When reading through the National Guardian, I am always very amused when I read some of the ways that people lie to try and get out of trouble. In this article from January 1890, John Johnston was convicted of being drunk and incapable. Johnston then tells them that he hasn’t drank a single drop, but it was someone spilled whisky near him and he got drunk off the fumes! the snippet is below.
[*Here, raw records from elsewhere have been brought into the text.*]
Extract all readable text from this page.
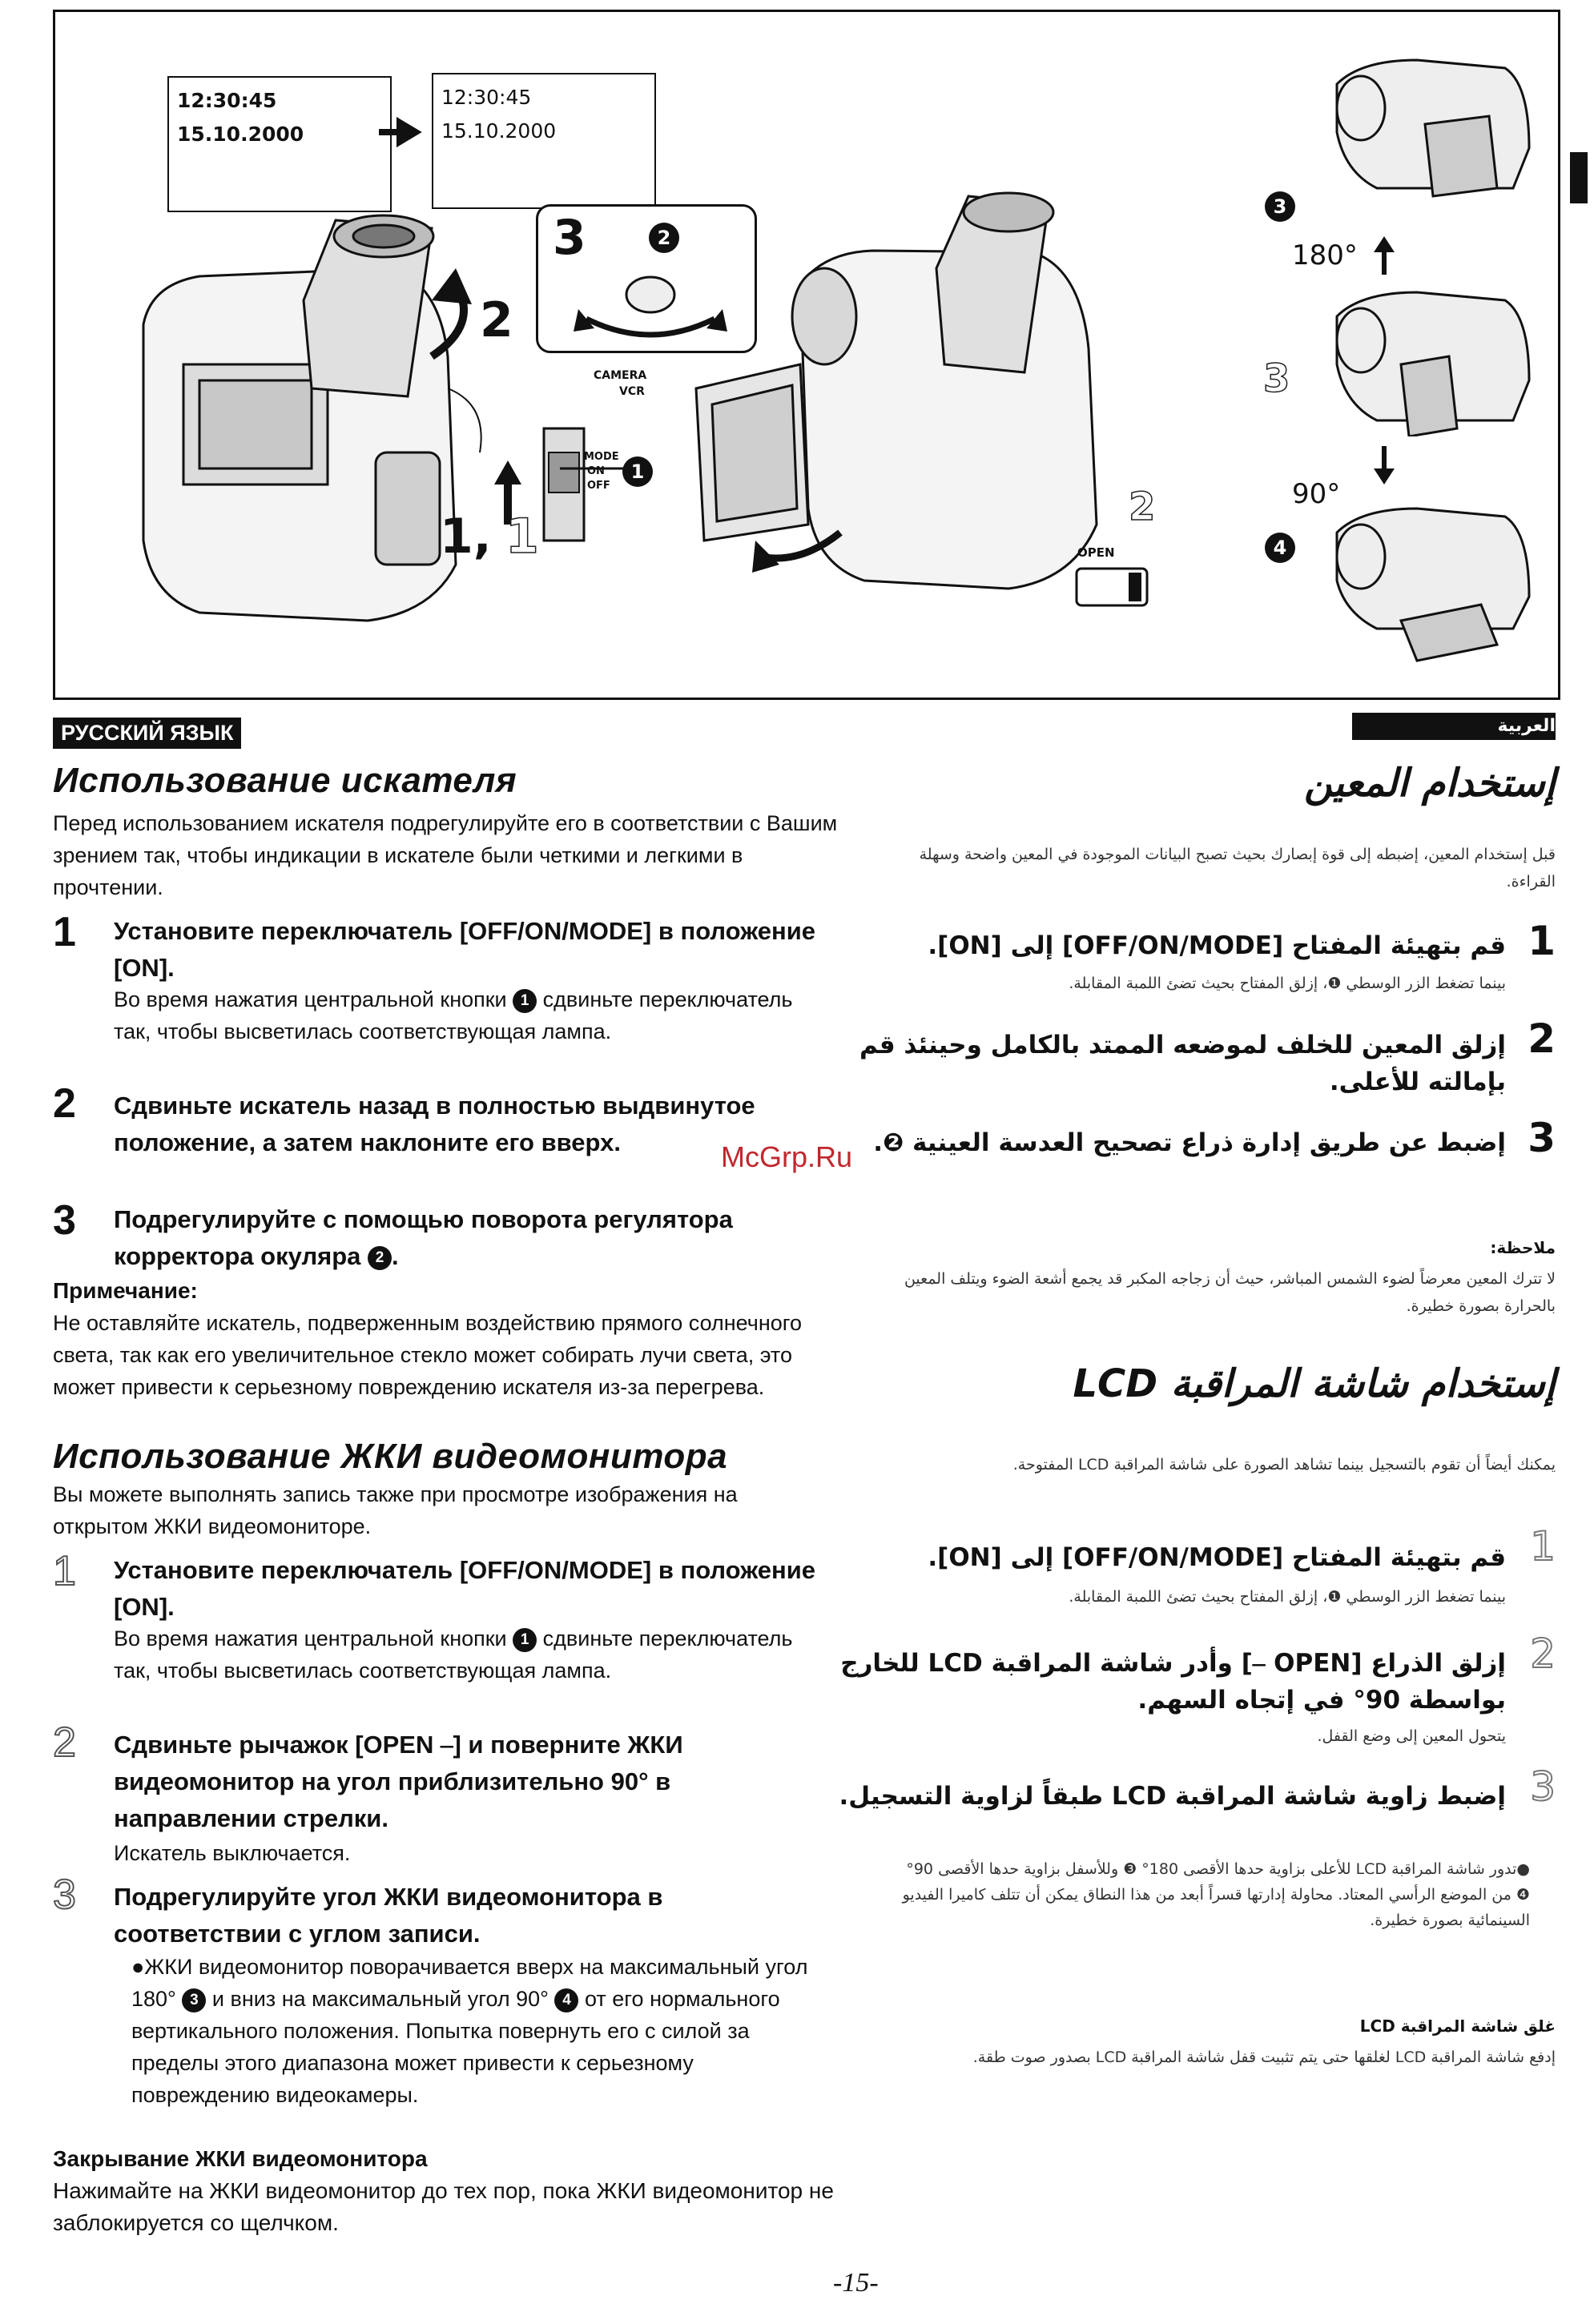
12:30:45
15.10.2000
12:30:45
15.10.2000
2
3	2
CAMERA
VCR
MODE
ON
OFF
1
1, 1
2
OPEN
3
180°
3
90°
4
РУССКИЙ ЯЗЫК
Использование искателя
Перед использованием искателя подрегулируйте его в соответствии с Вашим зрением так, чтобы индикации в искателе были четкими и легкими в прочтении.
1 Установите переключатель [OFF/ON/MODE] в положение [ON].
Во время нажатия центральной кнопки 1 сдвиньте переключатель так, чтобы высветилась соответствующая лампа.
2 Сдвиньте искатель назад в полностью выдвинутое положение, а затем наклоните его вверх.
3 Подрегулируйте с помощью поворота регулятора корректора окуляра 2 .
Примечание:
Не оставляйте искатель, подверженным воздействию прямого солнечного света, так как его увеличительное стекло может собирать лучи света, это может привести к серьезному повреждению искателя из-за перегрева.
Использование ЖКИ видеомонитора
Вы можете выполнять запись также при просмотре изображения на открытом ЖКИ видеомониторе.
1 Установите переключатель [OFF/ON/MODE] в положение [ON].
Во время нажатия центральной кнопки 1 сдвиньте переключатель так, чтобы высветилась соответствующая лампа.
2 Сдвиньте рычажок [OPEN ⎯] и поверните ЖКИ видеомонитор на угол приблизительно 90° в направлении стрелки.
Искатель выключается.
3 Подрегулируйте угол ЖКИ видеомонитора в соответствии с углом записи.
●ЖКИ видеомонитор поворачивается вверх на максимальный угол 180° 3 и вниз на максимальный угол 90° 4 от его нормального вертикального положения. Попытка повернуть его с силой за пределы этого диапазона может привести к серьезному повреждению видеокамеры.
Закрывание ЖКИ видеомонитора
Нажимайте на ЖКИ видеомонитор до тех пор, пока ЖКИ видеомонитор не заблокируется со щелчком.
العربية
إستخدام المعين
قبل إستخدام المعين، إضبطه إلى قوة إبصارك بحيث تصبح البيانات الموجودة في المعين واضحة وسهلة القراءة.
1
قم بتهيئة المفتاح [OFF/ON/MODE] إلى [ON].
بينما تضغط الزر الوسطي ❶، إزلق المفتاح بحيث تضئ اللمبة المقابلة.
2
إزلق المعين للخلف لموضعه الممتد بالكامل وحينئذ قم بإمالته للأعلى.
3
إضبط عن طريق إدارة ذراع تصحيح العدسة العينية ❷.
ملاحظة:
لا تترك المعين معرضاً لضوء الشمس المباشر، حيث أن زجاجه المكبر قد يجمع أشعة الضوء ويتلف المعين بالحرارة بصورة خطيرة.
إستخدام شاشة المراقبة LCD
يمكنك أيضاً أن تقوم بالتسجيل بينما تشاهد الصورة على شاشة المراقبة LCD المفتوحة.
1
قم بتهيئة المفتاح [OFF/ON/MODE] إلى [ON].
بينما تضغط الزر الوسطي ❶، إزلق المفتاح بحيث تضئ اللمبة المقابلة.
2
إزلق الذراع [OPEN ⎯] وأدر شاشة المراقبة LCD للخارج بواسطة 90° في إتجاه السهم.
يتحول المعين إلى وضع القفل.
3
إضبط زاوية شاشة المراقبة LCD طبقاً لزاوية التسجيل.
●تدور شاشة المراقبة LCD للأعلى بزاوية حدها الأقصى 180° ❸ وللأسفل بزاوية حدها الأقصى 90° ❹ من الموضع الرأسي المعتاد. محاولة إدارتها قسراً أبعد من هذا النطاق يمكن أن تتلف كاميرا الفيديو السينمائية بصورة خطيرة.
غلق شاشة المراقبة LCD
إدفع شاشة المراقبة LCD لغلقها حتى يتم تثبيت قفل شاشة المراقبة LCD بصدور صوت طقة.
McGrp.Ru
-15-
JOHN JOHNSTON, a tramp, convicted at the Police Court on Saturday of having been drunk and incapable on the previous evening asserted that he had not tasted drink, but had been overcome by the fumes of whisky which a man had spilt in passing him, the bottle having fallen out of his hand, and thus got broken. A Glasgow evening contemporary is surprised that John had the temerity to blame the present sultry weather for the extraordinary phenomenon, but an Edinburgh fail states that he may not have been the outrageous prevaricator that the worthy Bailie who sentenced him probably imagined. Intoxication has ere now confused the brain through more senses and more substances than one. there is said to be such a thing as obfuscation on green tea, and De Quincey records a case in which a sufferer got drunk on a beef-steak.
Who do you think is right? Is John Johnston telling the truth like the Edinburgh Daily suggests or do you think he was lying to try and get out of trouble, like the Glasgow evening contemporary believes?